I recently crowd-sourced ideas for a better way to catalog,
annotate and search my collected PDFs, mainly software and hardware user
manuals with a few odds and ends thrown in. The top suggestions were:
- Zotero - the app I chose
- DevonThink - expensive when all I want is PDF searches
- Eagle Filer - what I've been using, but I want something that is native to Apple silicon, works on IOS and is lightweight as a way to search PDFs only
- Paperless-ngx - Interesting, but requires Docker
- Obsidia - not suitable because the plugin required for text searched creates too many support files
Zotero
I chose Zotero, because it's free, lightweight and offers an iOS app using the same data. Zotero can import multiple files at once. It has built in tools for highlighting and making annotations to PDFs. There are numerous plugins available, including:
- AutoIndex - Keeps the full-text index updated. Beta release. If you have ZotFile installed, Auto-index will also kick off auto-extraction of notes.
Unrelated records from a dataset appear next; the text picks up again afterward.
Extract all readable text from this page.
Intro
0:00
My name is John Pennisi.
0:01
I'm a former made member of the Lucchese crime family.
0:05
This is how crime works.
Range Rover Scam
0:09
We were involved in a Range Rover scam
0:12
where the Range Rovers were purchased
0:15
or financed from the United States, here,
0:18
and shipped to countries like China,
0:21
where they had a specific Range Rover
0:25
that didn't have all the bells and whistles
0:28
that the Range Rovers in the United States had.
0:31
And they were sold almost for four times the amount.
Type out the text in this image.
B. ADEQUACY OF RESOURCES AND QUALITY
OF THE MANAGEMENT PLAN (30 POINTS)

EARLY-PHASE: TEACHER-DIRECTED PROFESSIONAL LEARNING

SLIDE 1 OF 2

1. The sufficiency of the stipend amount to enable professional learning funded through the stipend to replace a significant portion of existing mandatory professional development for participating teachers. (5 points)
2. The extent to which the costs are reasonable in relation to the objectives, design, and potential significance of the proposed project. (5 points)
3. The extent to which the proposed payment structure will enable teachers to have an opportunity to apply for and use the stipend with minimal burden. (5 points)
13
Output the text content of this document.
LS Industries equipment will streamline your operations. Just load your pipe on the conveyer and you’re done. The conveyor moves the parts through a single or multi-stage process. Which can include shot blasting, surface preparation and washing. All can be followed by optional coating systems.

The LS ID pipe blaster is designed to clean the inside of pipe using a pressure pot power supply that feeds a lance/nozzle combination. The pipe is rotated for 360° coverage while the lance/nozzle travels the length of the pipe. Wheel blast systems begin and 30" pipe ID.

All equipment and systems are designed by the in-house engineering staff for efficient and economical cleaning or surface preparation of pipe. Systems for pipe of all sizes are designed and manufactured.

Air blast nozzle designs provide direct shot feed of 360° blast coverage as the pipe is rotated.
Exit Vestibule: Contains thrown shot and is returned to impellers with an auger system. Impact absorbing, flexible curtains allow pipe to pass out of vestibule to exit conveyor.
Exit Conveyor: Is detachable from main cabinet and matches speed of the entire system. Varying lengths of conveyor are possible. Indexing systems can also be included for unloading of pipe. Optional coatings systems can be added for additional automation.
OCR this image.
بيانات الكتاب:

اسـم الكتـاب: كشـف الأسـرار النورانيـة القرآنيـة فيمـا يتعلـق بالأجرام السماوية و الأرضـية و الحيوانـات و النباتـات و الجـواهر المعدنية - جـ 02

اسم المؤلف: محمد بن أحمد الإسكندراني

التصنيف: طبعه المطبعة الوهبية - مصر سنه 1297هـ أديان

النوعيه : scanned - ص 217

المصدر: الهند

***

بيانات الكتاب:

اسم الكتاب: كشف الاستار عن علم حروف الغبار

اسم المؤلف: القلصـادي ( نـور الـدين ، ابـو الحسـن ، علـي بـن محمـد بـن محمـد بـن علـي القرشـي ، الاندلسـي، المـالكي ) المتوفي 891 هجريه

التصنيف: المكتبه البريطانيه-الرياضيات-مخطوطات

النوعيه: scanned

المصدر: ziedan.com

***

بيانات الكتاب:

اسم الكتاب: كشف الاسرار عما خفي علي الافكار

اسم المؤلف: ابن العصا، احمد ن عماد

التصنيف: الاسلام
- PDF Translate - Provides PDF translation for the built-in PDF reader in Zotero
- PDF Preview - Preview Zotero attachments in the library view.
- Zutilo - Adds additional editing functions and exposes Zotero functions for keyboard shortcuts
Zotero is designed to to manage bibliographic data and related research materials, something for which I have little use. I can however use its browser import tools and added ability to add epub and HTMS archives to my research library. It is compatible with SingleFile, an open-source project for saving HTML archives of web pages. Zotero allows you to attach notes to PDFs, retrieve their metadata and other tasks. You can organize PDFs in folders and collections. The Zotero website provides extensive information, including instructional screencasts, troubleshooting tips, a list of known issues, and user forums.